In Germania il calo è stato più contenuto: gli spostamenti per fare la spesa e recarsi in farmacia si sono dimezzati, così come il numero delle persone che hanno frequentato i parchi delle città tedesche. La stessa dinamica si osserva nella mobilità per ragioni lavorative, che è calata del 39 per cento, in maniera quindi molto meno marcata che in Italia e Francia.
La Spagna, il paese in cui gli effetti del coronavirus sono stati più simili all’Italia, il comportamento rilevato dall’analisi, non a caso, è praticamente una fotocopia di quello raccolto nel nostro paese. Mentre nel Regno Unito si nota una ingente riduzione degli spostamenti per attività ricreative e tempo libero (meno 85 per cento rispetto alla media pre-coronavirus), e una meno marcata tendenza a evitare la spesa al dettaglio (meno 46 per cento). Nelle stazioni di metro, treni e bus si è osservato un calo del 75 per cento di utenti.

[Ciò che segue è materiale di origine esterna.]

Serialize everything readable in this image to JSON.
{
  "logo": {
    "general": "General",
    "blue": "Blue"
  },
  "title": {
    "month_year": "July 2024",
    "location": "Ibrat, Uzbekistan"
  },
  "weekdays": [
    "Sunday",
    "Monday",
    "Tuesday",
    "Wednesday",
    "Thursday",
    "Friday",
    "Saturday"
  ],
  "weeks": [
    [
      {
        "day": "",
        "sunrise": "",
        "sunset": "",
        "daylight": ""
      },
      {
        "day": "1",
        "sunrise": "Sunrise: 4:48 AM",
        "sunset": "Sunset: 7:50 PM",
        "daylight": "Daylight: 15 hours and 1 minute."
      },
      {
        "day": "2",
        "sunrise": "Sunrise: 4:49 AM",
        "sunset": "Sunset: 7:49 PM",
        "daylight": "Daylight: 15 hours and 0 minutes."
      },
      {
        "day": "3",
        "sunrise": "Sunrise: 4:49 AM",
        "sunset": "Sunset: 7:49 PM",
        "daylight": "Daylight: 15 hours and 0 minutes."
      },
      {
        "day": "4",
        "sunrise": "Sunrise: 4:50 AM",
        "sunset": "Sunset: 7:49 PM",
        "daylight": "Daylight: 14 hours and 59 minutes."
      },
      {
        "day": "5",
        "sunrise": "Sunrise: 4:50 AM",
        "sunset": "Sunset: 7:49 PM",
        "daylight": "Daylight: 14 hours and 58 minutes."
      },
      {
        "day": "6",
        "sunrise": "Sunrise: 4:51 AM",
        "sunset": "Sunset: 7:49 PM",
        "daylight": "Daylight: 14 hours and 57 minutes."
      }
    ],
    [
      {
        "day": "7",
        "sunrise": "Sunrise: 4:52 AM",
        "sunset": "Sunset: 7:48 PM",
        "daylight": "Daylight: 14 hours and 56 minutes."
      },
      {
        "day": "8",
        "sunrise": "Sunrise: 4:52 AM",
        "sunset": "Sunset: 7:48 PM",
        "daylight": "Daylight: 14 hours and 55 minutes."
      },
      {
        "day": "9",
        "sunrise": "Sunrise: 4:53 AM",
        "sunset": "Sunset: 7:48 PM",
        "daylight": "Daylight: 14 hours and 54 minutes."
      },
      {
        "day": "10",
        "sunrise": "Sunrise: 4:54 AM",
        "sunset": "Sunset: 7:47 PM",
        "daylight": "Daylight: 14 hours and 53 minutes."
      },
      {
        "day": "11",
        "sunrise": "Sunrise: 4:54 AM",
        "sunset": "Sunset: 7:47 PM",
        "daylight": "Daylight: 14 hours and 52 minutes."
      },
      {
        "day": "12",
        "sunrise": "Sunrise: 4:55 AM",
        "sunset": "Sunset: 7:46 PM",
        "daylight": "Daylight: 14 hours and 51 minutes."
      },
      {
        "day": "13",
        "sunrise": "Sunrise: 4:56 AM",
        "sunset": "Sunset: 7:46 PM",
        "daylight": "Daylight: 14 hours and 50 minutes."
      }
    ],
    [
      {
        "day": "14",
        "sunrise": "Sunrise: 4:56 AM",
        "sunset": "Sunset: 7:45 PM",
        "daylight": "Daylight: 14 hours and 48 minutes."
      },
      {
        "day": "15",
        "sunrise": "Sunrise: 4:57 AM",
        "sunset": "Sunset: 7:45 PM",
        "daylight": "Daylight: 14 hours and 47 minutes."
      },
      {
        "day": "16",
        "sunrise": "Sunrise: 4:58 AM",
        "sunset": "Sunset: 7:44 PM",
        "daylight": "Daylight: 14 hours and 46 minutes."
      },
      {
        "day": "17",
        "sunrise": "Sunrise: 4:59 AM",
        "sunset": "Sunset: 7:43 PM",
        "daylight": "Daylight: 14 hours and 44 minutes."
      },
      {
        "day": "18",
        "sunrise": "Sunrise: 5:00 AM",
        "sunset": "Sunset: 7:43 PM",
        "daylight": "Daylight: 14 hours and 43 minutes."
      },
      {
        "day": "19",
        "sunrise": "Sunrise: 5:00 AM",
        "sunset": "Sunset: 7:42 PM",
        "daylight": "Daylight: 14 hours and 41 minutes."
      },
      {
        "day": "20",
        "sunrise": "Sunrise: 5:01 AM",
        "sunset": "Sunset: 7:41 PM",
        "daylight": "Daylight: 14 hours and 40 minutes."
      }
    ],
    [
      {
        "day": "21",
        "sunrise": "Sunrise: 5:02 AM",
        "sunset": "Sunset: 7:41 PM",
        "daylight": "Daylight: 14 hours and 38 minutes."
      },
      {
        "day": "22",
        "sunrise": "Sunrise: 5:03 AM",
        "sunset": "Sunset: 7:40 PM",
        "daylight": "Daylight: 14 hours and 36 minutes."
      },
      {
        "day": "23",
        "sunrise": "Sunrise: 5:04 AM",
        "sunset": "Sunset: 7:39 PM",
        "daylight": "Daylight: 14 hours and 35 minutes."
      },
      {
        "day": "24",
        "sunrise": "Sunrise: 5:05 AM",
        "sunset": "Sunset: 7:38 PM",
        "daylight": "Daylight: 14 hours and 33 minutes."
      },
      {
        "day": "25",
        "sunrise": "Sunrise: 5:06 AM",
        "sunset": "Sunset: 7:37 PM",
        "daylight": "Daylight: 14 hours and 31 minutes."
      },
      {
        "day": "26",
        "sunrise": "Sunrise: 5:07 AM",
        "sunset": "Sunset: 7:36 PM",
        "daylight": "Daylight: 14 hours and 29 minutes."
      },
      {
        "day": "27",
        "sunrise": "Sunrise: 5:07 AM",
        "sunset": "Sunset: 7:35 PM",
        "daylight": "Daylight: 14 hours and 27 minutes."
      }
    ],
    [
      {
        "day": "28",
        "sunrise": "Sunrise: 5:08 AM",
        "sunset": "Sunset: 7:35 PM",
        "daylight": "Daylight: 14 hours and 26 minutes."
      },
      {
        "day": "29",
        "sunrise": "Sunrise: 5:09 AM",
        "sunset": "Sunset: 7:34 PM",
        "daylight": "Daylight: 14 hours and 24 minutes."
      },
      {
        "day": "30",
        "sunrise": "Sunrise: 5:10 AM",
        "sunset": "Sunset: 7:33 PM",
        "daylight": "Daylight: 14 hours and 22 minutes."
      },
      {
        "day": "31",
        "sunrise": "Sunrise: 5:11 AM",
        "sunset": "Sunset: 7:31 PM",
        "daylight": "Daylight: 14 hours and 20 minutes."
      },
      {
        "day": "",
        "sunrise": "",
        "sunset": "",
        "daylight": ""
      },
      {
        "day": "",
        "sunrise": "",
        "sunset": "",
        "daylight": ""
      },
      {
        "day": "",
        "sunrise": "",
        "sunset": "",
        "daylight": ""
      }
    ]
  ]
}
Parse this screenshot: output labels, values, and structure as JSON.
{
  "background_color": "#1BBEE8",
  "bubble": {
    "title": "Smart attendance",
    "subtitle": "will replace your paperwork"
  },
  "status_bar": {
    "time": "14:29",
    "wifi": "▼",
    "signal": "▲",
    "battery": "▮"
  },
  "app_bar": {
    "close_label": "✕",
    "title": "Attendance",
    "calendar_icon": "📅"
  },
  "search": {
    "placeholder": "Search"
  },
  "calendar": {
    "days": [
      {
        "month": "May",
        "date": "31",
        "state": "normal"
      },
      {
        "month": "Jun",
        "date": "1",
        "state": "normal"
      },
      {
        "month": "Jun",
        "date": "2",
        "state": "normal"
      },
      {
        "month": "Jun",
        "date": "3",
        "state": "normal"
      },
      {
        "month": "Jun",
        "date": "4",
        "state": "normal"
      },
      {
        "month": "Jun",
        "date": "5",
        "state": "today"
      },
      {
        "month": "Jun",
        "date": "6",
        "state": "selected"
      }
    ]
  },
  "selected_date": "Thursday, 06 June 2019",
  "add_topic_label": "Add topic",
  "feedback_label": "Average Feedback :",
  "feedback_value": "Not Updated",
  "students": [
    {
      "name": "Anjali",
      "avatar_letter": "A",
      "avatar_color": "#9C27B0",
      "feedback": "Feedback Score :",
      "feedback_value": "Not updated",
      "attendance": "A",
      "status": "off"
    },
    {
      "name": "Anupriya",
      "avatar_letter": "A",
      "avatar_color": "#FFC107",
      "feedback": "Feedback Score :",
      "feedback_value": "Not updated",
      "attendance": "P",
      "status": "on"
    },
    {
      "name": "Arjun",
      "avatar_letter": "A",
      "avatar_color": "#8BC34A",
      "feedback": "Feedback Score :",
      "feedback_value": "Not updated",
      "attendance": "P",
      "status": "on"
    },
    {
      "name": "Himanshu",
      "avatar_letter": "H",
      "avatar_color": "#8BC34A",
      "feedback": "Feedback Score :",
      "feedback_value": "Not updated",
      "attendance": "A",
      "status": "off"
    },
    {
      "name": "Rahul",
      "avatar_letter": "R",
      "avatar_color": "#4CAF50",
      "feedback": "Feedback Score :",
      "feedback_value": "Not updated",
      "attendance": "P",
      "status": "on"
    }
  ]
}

(dati riferiti alla Svezia)
C’è però un paese in cui queste dinamiche non si osservano. In Svezia la diffusione dell’epidemia è stata affrontata osservando una serie di limitazioni molto blande, e la maggior parte delle attività commerciali è rimasta aperta secondo gli orari di routine. Se le notizie provenienti dall’estero hanno comunque provocato un allarme contenuto nei cittadini, i cui spostamenti per raggiungere bar e ristoranti si sono contratti del 24 per cento, complice forse anche l’inizio di primavera non si sono fatti spaventare dalle opzioni di socialità all’aperto: la mobilità da e verso i parchi è cresciuta di oltre il 40 per cento.